Putting a 4V pk-pk input swing on the input it would drive the output into saturation. This should highlight any obvious weakness in using 5V. Firstly I looked at the negative side as this represents the largest current through the valve.
|6.3V vs 5V. Input = 4V pk-pk input 210V supply voltage.|
There is no huge difference to be seen between either heater voltage, the 5V heater gain (blue) looks just shy. The top of the waveform should be well saturated so we will check that next.
The 5V heater is again a little shy of the 6.3V setting, but the behaviour entering and exiting saturation is pretty much the same. When lowering the input swing and operating in the available linear area the 5V gain is slightly lower but otherwise perfectly useable. Even at a 4V heater voltage the valve is still working in a healthy manner. With a 3V heater voltage the gain has dropped, but this is just experimental data.
So what conclusions does this present. For me and the new guitar amplifier, I'll happily put the first valve with both heaters on the 5V supply. Both stages are below maximum gain anyway. Some voices on the net did say I'll ruin the valve this way, but I found a table in an old design book which showed extended life extending to thousands of hours so I am happy with that. I will also consider putting a series resistor in all the 6.3V supplied preamp valves from pin 9 to the centre pin of the base and then to the heater wiring. A 2.2 Ohm resistor should reduce the switch on current in the heater from 1 Amp to ~600mA whilst dropping the working voltage to ~5.68V (0.615V drop or ~82% of full heater dissipation) This should have virtually no effect.

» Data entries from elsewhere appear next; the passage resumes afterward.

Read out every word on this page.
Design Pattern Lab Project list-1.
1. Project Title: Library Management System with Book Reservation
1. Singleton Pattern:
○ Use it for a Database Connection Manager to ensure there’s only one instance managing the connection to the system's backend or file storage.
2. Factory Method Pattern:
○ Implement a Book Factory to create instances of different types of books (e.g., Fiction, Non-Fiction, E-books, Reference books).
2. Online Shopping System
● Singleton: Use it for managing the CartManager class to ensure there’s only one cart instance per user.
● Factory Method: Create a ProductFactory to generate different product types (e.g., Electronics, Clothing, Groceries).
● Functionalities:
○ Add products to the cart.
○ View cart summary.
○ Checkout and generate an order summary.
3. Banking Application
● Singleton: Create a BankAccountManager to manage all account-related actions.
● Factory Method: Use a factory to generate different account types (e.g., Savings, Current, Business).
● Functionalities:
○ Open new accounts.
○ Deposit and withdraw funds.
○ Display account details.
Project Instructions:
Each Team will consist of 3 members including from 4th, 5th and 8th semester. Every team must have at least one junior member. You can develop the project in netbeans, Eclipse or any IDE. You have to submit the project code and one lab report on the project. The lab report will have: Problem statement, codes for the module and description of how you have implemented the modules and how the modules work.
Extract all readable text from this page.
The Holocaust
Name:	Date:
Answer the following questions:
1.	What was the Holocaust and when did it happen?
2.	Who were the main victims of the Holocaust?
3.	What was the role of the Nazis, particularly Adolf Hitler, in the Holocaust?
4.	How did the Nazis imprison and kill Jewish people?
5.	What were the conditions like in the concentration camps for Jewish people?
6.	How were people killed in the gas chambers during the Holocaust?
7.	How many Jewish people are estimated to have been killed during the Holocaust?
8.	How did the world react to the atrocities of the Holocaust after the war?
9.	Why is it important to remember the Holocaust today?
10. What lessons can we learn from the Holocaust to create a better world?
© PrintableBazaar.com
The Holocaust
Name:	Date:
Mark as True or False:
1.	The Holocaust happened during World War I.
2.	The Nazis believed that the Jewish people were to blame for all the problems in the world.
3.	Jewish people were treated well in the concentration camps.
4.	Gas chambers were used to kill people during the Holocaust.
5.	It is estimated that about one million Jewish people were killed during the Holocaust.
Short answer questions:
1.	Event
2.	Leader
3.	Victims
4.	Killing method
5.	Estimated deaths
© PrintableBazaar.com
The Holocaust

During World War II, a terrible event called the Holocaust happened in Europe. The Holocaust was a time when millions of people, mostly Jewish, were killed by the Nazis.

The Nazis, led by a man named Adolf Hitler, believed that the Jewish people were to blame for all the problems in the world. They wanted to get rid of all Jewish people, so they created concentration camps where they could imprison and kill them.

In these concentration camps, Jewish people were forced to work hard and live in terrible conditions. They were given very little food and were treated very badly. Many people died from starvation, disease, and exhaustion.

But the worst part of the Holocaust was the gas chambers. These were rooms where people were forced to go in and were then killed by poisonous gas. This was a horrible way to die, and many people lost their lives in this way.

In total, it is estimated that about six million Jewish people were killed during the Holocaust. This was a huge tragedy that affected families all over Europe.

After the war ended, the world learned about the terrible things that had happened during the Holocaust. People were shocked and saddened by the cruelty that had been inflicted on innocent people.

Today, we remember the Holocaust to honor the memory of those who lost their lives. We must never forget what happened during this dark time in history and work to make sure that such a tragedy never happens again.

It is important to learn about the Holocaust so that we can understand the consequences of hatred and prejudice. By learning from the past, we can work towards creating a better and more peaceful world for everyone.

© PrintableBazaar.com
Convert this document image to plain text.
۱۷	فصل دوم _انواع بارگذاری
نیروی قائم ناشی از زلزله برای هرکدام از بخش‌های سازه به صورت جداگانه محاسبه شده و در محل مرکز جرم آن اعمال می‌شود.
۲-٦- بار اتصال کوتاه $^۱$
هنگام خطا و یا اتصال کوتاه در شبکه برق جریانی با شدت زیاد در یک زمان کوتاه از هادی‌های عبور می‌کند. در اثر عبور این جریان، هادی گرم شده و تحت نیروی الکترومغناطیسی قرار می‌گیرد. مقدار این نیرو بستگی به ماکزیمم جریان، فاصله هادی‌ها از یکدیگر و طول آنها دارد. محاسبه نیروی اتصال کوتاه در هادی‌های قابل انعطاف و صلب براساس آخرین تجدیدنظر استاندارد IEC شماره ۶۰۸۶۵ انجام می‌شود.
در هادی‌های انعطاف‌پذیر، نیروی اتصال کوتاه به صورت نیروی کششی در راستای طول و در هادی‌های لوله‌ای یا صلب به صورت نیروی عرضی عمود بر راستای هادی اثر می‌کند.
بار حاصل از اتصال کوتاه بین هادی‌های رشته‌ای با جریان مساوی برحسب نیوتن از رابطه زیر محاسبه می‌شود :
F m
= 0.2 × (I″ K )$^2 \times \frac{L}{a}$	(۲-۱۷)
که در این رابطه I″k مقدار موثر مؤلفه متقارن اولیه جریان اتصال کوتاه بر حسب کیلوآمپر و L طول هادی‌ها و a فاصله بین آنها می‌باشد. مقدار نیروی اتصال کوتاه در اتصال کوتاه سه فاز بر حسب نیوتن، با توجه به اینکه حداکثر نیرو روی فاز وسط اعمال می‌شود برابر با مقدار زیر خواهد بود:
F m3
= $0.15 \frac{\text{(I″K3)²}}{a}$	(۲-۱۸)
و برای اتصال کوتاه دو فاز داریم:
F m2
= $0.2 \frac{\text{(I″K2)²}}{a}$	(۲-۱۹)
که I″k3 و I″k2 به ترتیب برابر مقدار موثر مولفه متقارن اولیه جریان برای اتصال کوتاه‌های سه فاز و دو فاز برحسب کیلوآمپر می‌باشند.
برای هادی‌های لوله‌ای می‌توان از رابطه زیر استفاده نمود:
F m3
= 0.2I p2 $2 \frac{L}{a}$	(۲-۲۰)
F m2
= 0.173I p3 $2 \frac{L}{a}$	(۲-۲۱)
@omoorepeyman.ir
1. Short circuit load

If it does, then 1 Ohm should be fine.
On the other side of the coin. I should possibly see if I can get a more representative voltage for the supply, 210V is sort of low.
EDIT / UPDATE 1
Below is with a 270V power supply with 6.3V and 5V heaters compared. This last test had both heaters wired in circuit. No change from previously observed measurements including at full saturation.
|240K and 1.2V input. 73V pk-pk swing.|
EDIT / UPDATE FINAL
I have an _OLD_ Mullard Ecc83/12AX7, silvering gone spotty really is shot. God knows how many hours. It still has some output but very non-linear. It normally sits on my desk as an ornament. In the 270V HT / B+ test it performed equaly badly with 6.3V and 5V heater voltages. The 6.3V specification seems to have a lot of margin built in. Just remember to include mains supply tollerance etc. when looking at your own transformer!